Post: Monday July 8, 2013
Ever since the Abe Administration commenced at the end of last year, stock prices have risen and the Japanese yen has depreciated. The Japanese economy has recovered to the status it was prior to the “Lehman Shock” in 2008.
The “Abenomics” that Prime minister Abe set as a goal has been discussed widely, and the Easy Monetary Policy that the Japan Bank set has excited the economists and businessmen. Such events seem to be reflected on the Posted Land Price announced on March 21st, which are known as the prime indicator of the economic climate and a guide to property transactions.
Note: The Posted Land Price is announced annually by the Land Appraisal Committee, Ministry of Land, Infrastructure, Transport and Tourism. It is the standard land price as of January 1st. It is used as the basis to calculate the price of property for public infrastructure developments as well as serving as a guide to general land transactions.
The posted land price as of January 1st, 2013 continued to decline in both residential and commercial properties for the fifth year since 2009. But the degree of the decline has continued to decrease for the past 3 years, and this year the data suggests that the decline may have come to an end around the Three Major Metropolitan Areas. More and more areas in the Yokohama and Kawasaki cities showed increases in the Posted Land Price this year. Even in Tokyo, where there were no areas where the Posted Land Price increased last year, in some areas the prices have started to increase this year. The noticeable price increases in the greater Tokyo area appeared around the Musashi-Kosugi Station area in Kawasaki city where tower apartment sales have been active; as well as in the Toyosu Station area where apartment sales have been going well.
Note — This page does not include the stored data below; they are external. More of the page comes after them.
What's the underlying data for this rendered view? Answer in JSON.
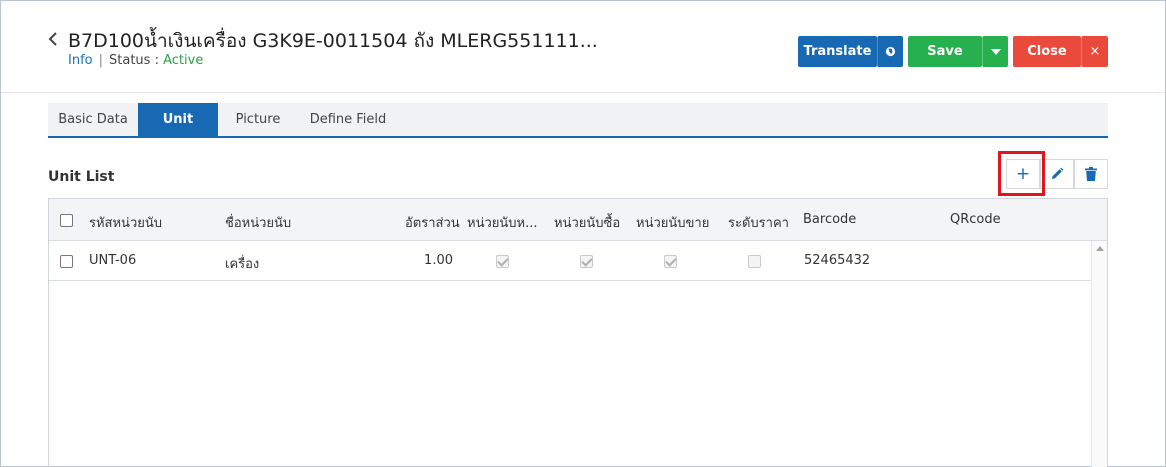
{
  "header": {
    "title": "B7D100น้ำเงินเครื่อง G3K9E-0011504 ถัง MLERG551111...",
    "info_label": "Info",
    "status_label": "Status",
    "status_colon": ":",
    "status_value": "Active",
    "separator": "|"
  },
  "actions": {
    "translate": "Translate",
    "save": "Save",
    "close": "Close",
    "close_x": "×"
  },
  "tabs": [
    {
      "label": "Basic Data",
      "active": false
    },
    {
      "label": "Unit",
      "active": true
    },
    {
      "label": "Picture",
      "active": false
    },
    {
      "label": "Define Field",
      "active": false
    }
  ],
  "unit_list": {
    "title": "Unit List",
    "add_label": "+",
    "columns": [
      "รหัสหน่วยนับ",
      "ชื่อหน่วยนับ",
      "อัตราส่วน",
      "หน่วยนับห...",
      "หน่วยนับซื้อ",
      "หน่วยนับขาย",
      "ระดับราคา",
      "Barcode",
      "QRcode"
    ],
    "rows": [
      {
        "code": "UNT-06",
        "name": "เครื่อง",
        "ratio": "1.00",
        "flag1": true,
        "flag2": true,
        "flag3": true,
        "price_level": false,
        "barcode": "52465432",
        "qrcode": ""
      }
    ]
  },
  "colors": {
    "primary": "#1769b4",
    "success": "#27b14e",
    "danger": "#e94a3c",
    "active_status": "#2fa04a",
    "highlight": "#e2151e"
  },
  "icons": [
    "chevron-left-icon",
    "globe-icon",
    "caret-down-icon",
    "close-icon",
    "plus-icon",
    "pencil-icon",
    "trash-icon"
  ]
}
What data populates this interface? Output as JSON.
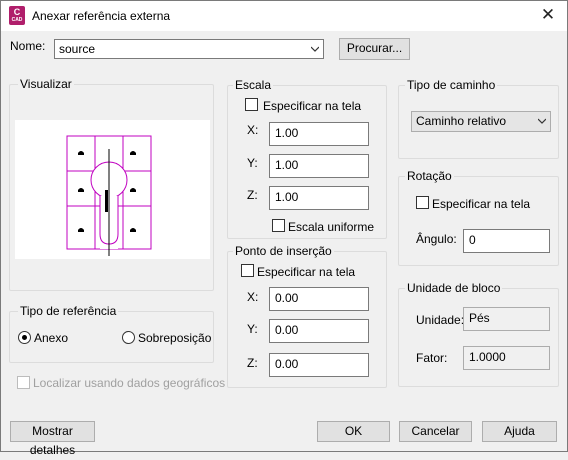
{
  "window": {
    "title": "Anexar referência externa",
    "app_icon_letter": "C",
    "app_icon_sub": "CAD",
    "close_glyph": "✕"
  },
  "name": {
    "label": "Nome:",
    "value": "source",
    "browse_label": "Procurar..."
  },
  "preview": {
    "label": "Visualizar"
  },
  "reference_type": {
    "label": "Tipo de referência",
    "options": [
      "Anexo",
      "Sobreposição"
    ],
    "selected": "Anexo"
  },
  "geo": {
    "label": "Localizar usando dados geográficos",
    "checked": false
  },
  "scale": {
    "label": "Escala",
    "specify_label": "Especificar na tela",
    "x_label": "X:",
    "x": "1.00",
    "y_label": "Y:",
    "y": "1.00",
    "z_label": "Z:",
    "z": "1.00",
    "uniform_label": "Escala uniforme"
  },
  "insertion": {
    "label": "Ponto de inserção",
    "specify_label": "Especificar na tela",
    "x_label": "X:",
    "x": "0.00",
    "y_label": "Y:",
    "y": "0.00",
    "z_label": "Z:",
    "z": "0.00"
  },
  "path_type": {
    "label": "Tipo de caminho",
    "value": "Caminho relativo"
  },
  "rotation": {
    "label": "Rotação",
    "specify_label": "Especificar na tela",
    "angle_label": "Ângulo:",
    "angle": "0"
  },
  "block_unit": {
    "label": "Unidade de bloco",
    "unit_label": "Unidade:",
    "unit": "Pés",
    "factor_label": "Fator:",
    "factor": "1.0000"
  },
  "buttons": {
    "details": "Mostrar detalhes",
    "ok": "OK",
    "cancel": "Cancelar",
    "help": "Ajuda"
  },
  "colors": {
    "drawing": "#c000c0",
    "app_icon": "#b01e6b"
  },
  "icons": {
    "combo_arrow": "chevron-down-icon",
    "close": "close-icon"
  }
}
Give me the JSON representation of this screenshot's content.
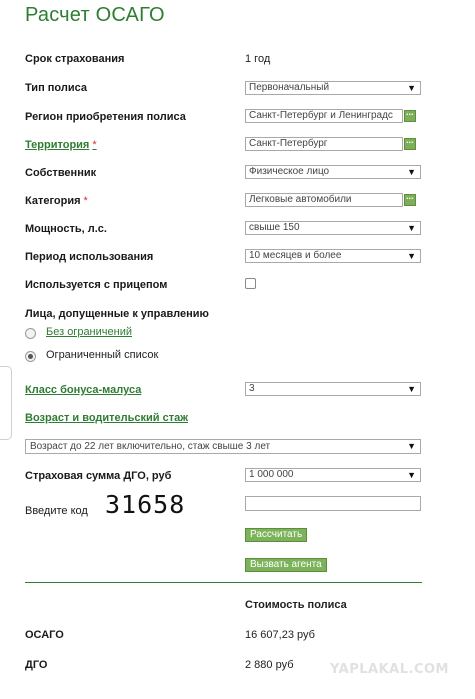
{
  "page": {
    "title": "Расчет ОСАГО"
  },
  "form": {
    "term": {
      "label": "Срок страхования",
      "value": "1 год"
    },
    "policy_type": {
      "label": "Тип полиса",
      "value": "Первоначальный"
    },
    "region": {
      "label": "Регион приобретения полиса",
      "value": "Санкт-Петербург и Ленинградс"
    },
    "territory": {
      "label": "Территория",
      "required_mark": "*",
      "value": "Санкт-Петербург"
    },
    "owner": {
      "label": "Собственник",
      "value": "Физическое лицо"
    },
    "category": {
      "label": "Категория",
      "required_mark": "*",
      "value": "Легковые автомобили"
    },
    "power": {
      "label": "Мощность, л.с.",
      "value": "свыше 150"
    },
    "period": {
      "label": "Период использования",
      "value": "10 месяцев и более"
    },
    "trailer": {
      "label": "Используется с прицепом",
      "checked": false
    },
    "drivers": {
      "label": "Лица, допущенные к управлению",
      "options": [
        {
          "label": "Без ограничений",
          "selected": false
        },
        {
          "label": "Ограниченный список",
          "selected": true
        }
      ]
    },
    "bonus_malus": {
      "label": "Класс бонуса-малуса",
      "value": "3"
    },
    "age_experience": {
      "label": "Возраст и водительский стаж",
      "value": "Возраст до 22 лет включительно, стаж свыше 3 лет"
    },
    "dgo_sum": {
      "label": "Страховая сумма ДГО, руб",
      "value": "1 000 000"
    },
    "captcha": {
      "label": "Введите код",
      "code": "31658",
      "input_value": ""
    },
    "calculate_label": "Рассчитать",
    "call_agent_label": "Вызвать агента"
  },
  "results": {
    "header": "Стоимость полиса",
    "rows": [
      {
        "label": "ОСАГО",
        "value": "16 607,23 руб"
      },
      {
        "label": "ДГО",
        "value": "2 880 руб"
      }
    ]
  },
  "watermark": "YAPLAKAL.COM",
  "colors": {
    "accent": "#2e7d32",
    "button": "#7cb35a"
  }
}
In addition to the “Abenomics” effects, the consumption tax increases scheduled on April 2014 and October 2015 are also urging individuals to real estate investments, which seems to have resulted in the increase of the Posted Land Price. Furthermore, commercial property transactions obtained by J-REITs increased significantly. The posted sum of asset acquisitions by J-REITs just between January and February this year has already reached 500 billion yen, which is already half of the total transactions from last year; which was 1 trillion yen. The increase in incoming foreign currencies and active domestic investments suggest further increase in the land price.
While the Abenomics effect is attracting a lot of attention in the real estate market, PLAZA HOMES was interviewed by a Japanese TV crew regarding the recent trends of foreign investors. “TV Asahi Morning Bird”
PLAZA HOMES, LTD. Sales & Rentals Dept. Sales and purchases Section Kubo
“Since the beginning of this year, in response to the yen depreciation and rising stock prices, I have responded to an increase of inquiries from Asian, European and American investors. We received many inquiries about houses and apartments in the popular areas such as Minami-Aoyama, Akasaka, Azabu, Ebisu, Shirokane and Hiroo.”
It is predicted that the real estate market will continue to remain active for a while as domestic demand increases in response to the scheduled consumption tax increases and also foreign investment increase due to the impact of Abenomics and yen depreciation.